Bu tarife daha yakından baktığımızda bir cemiyetten ziyade bir cemaatin, ondanda öte bir şahs-ı manevinin teşekkülünün esas alındığını görmekteyiz. Bediüzzaman Said Nursi ittihad-ı islamın özelliklerini sayarken yapılan işin adetten değil ibadet olduğunu ve bu zamanın en büyük farz vazifesi olduğunu ifade etmektedir. Dolayısıyla farzda riya olmadığından bu ittihad-ı İslam çalışması (ibadeti) gizlenemez ve korkuya gerek yoktur. Bu ittihadın meşrebi muhabbettir. Husumeti ise cehalet, zaruret ve nifakadır. Bu mübarek heyetin yüzde doksandokuz himmeti siyaset değildir. Ancak yüzde biri siyasiyyunu irşad tarikiyle siyasete taalluk edecektir.
Adalet, hürriyet, meşveret ve şura esas olacaktır. Çünkü “Osmanlıların hürriyeti; koca Asya tali'inin keşşafıdır, İslâmiyetin bahtının miftahıdır, ittihad-ı İslâm surunun temelidir.” “Asıl mü'min, hakkıyla hürdür. Sâni'-i Âlem'e abd ve hizmetkâr olan, halka tezellüle tenezzül etmemek gerektir. Demek ne kadar imana kuvvet verilse, hürriyet de o kadar kuvvet bulur.”
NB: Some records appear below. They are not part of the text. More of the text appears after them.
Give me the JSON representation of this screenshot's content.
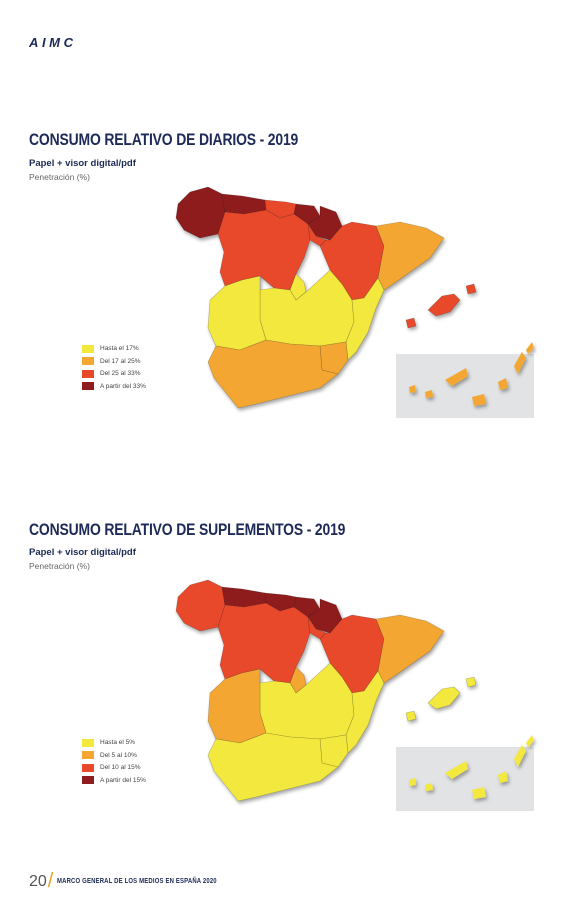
{
  "logo": {
    "text": "AIMC"
  },
  "maps": [
    {
      "title": "CONSUMO RELATIVO DE DIARIOS - 2019",
      "subtitle": "Papel + visor digital/pdf",
      "metric": "Penetración (%)",
      "legend": [
        "Hasta el 17%",
        "Del 17 al 25%",
        "Del 25 al 33%",
        "A partir del 33%"
      ],
      "regions": {
        "galicia": 3,
        "asturias": 3,
        "cantabria": 2,
        "pais_vasco": 3,
        "navarra": 3,
        "castilla_leon": 2,
        "la_rioja": 2,
        "aragon": 2,
        "cataluna": 1,
        "madrid": 0,
        "castilla_mancha": 0,
        "extremadura": 0,
        "valencia": 0,
        "murcia": 1,
        "andalucia": 1,
        "baleares": 2,
        "canarias": 1
      }
    },
    {
      "title": "CONSUMO RELATIVO DE SUPLEMENTOS - 2019",
      "subtitle": "Papel + visor digital/pdf",
      "metric": "Penetración (%)",
      "legend": [
        "Hasta el 5%",
        "Del 5 al 10%",
        "Del 10 al 15%",
        "A partir del 15%"
      ],
      "regions": {
        "galicia": 2,
        "asturias": 3,
        "cantabria": 3,
        "pais_vasco": 3,
        "navarra": 3,
        "castilla_leon": 2,
        "la_rioja": 2,
        "aragon": 2,
        "cataluna": 1,
        "madrid": 1,
        "castilla_mancha": 0,
        "extremadura": 1,
        "valencia": 0,
        "murcia": 0,
        "andalucia": 0,
        "baleares": 0,
        "canarias": 0
      }
    }
  ],
  "colors": [
    "#f3e83c",
    "#f3a731",
    "#e8492a",
    "#8e1c1e"
  ],
  "footer": {
    "page": "20",
    "text": "MARCO GENERAL DE LOS MEDIOS EN ESPAÑA 2020"
  }
}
Cebir ve zorlama yoktur. Kur’an ve sünnet-i seniyye ortak paydasında bütün Müslümanları kucaklayacaktır. Şahsi kusurlara takılıp kalmamak gerektir. Rekabet ve bölücülüğe sebep olmayacaktır. Çünkü “umûr-u uhreviyede hased ve müzahamet ve münakaşa olmadığından bu cem'iyetlerden hangisi münakaşaya, rekabete kalkışsa ibadette riya ve nifak etmiş gibidir.” Ayrıca “İ'lâ-yı Kelimetullahı hedef-i maksad eden cemaat, hiçbir garaza vasıta olamaz. İsterse de muvaffak olamaz. Zira nifaktır. Hakkın hatırı âlîdir, hiçbir şeye feda olunmaz.” Bununla birlikte, “Dinî cemaatlar maksadda ittihad etmelidirler. Mesalikte ve meşreblerde ittihad mümkün olmadığı gibi, caiz de değildir.”
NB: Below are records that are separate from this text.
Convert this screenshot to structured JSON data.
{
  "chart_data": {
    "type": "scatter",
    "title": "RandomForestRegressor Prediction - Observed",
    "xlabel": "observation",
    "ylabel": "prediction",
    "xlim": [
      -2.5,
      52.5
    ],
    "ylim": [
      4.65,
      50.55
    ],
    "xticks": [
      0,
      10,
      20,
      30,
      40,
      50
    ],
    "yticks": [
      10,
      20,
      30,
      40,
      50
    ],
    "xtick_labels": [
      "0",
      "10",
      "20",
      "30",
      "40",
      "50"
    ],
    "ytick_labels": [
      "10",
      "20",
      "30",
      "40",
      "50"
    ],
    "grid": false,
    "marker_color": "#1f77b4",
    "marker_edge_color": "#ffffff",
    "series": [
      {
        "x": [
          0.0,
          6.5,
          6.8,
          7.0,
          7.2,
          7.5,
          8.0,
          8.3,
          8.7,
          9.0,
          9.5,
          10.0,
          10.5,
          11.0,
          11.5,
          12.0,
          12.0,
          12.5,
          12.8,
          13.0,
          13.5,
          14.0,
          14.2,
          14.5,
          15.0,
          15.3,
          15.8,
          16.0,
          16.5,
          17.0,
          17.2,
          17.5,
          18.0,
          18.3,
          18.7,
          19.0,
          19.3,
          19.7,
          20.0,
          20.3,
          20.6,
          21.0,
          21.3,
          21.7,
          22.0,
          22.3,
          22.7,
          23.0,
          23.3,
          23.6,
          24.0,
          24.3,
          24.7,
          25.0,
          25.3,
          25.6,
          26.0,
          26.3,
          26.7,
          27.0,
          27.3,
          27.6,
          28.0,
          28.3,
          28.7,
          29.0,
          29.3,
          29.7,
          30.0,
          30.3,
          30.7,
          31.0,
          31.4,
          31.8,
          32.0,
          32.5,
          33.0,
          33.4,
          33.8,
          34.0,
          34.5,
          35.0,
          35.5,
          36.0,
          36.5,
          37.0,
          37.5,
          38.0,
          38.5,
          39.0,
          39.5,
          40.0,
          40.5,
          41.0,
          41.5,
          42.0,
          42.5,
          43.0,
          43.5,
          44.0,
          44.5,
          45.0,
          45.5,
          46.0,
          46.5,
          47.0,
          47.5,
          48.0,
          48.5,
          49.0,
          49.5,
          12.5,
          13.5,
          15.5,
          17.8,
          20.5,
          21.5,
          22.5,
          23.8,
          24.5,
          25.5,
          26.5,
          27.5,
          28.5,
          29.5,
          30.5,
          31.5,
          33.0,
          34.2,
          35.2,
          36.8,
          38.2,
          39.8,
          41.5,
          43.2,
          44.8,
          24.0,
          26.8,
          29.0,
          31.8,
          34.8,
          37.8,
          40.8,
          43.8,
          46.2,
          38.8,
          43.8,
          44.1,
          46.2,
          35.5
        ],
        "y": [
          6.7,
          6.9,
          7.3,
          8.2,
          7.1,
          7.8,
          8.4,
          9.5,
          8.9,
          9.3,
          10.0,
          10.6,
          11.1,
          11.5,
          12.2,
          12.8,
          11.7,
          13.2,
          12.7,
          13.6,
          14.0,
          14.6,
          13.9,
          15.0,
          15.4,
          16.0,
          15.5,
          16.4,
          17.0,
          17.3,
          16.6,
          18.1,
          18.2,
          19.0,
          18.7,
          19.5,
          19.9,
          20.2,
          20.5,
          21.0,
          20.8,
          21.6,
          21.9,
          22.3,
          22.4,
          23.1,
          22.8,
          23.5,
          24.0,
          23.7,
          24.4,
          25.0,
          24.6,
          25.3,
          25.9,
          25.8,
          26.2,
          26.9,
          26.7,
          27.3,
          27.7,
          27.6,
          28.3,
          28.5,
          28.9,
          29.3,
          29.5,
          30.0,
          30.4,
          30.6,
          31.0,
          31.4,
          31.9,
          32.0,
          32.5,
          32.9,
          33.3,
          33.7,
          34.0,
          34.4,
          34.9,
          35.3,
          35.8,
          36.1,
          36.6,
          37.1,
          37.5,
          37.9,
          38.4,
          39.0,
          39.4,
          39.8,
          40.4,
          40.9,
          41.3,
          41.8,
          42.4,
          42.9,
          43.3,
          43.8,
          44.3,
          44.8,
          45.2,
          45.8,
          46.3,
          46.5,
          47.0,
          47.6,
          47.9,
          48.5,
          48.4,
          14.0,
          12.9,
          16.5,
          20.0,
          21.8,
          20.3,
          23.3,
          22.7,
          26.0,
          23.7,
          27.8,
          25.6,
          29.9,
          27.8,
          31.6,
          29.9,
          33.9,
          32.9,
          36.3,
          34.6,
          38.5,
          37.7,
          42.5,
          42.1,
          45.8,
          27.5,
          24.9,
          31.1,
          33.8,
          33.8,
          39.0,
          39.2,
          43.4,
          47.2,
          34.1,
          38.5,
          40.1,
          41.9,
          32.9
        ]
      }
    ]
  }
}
Aynı zamanda kimseyi korkutmayacaktır. -Özelliklede gayr-ı Müslimleri-Uhuvvet, tesanüd, vahdet, ittihad olmazsa olmazlarıdır. Zira “Hayat, vahdet ve ittihadın neticesidir. İmtizaçkârâne ittihad gittiği vakit, mânevî hayat da gider. Tesanüd bozulsa cemaatin tadı kaçar. Hak ve hakikatin, Kur'ân ve imanın hizmeti olan büyük bir hazine-i âliyeyi omuzlarında taşıyan zâtlar, kuvvetli omuzlar altına girdikçe iftihar eder, minnettar olur, şükreder.” Risale-i Nur da Bu ittihadın programı olacaktır.
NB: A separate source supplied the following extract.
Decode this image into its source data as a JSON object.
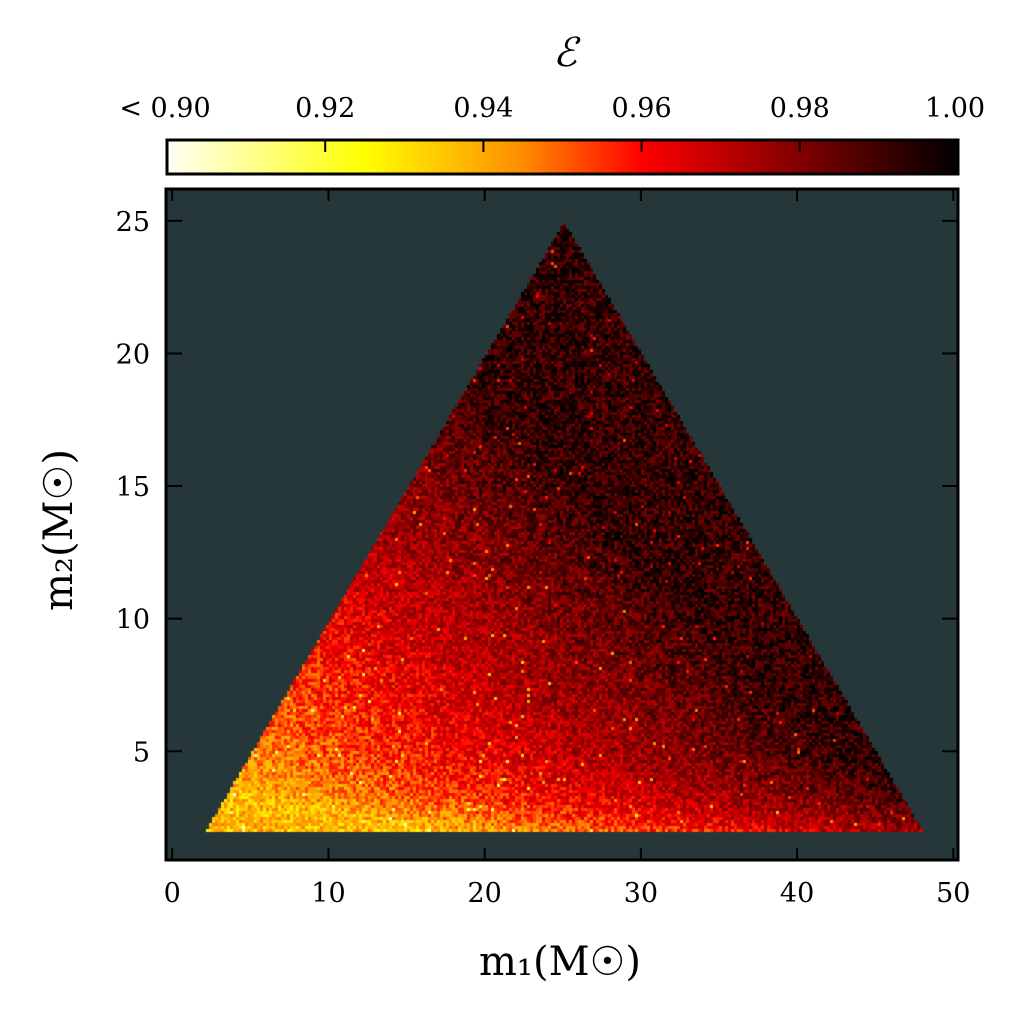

Bütün bu özelliklerin gerçekleşmesiyle esas maksat olan İttihad, ilâ-i kelimetullah ve kendi nefsiyle cihad-ı ekber hedefine ulaşılmış olacaktır.
Sonuç:
Şahs-ı manevi teşekkülü, Müslümanların saadet-i dünyeviye ve uhreviyelerine hizmet etmek (maddeten ve manen terakki) bilahare ehl-i kitab ile ittifak ederek sulh-u umumiyi tesis etmek.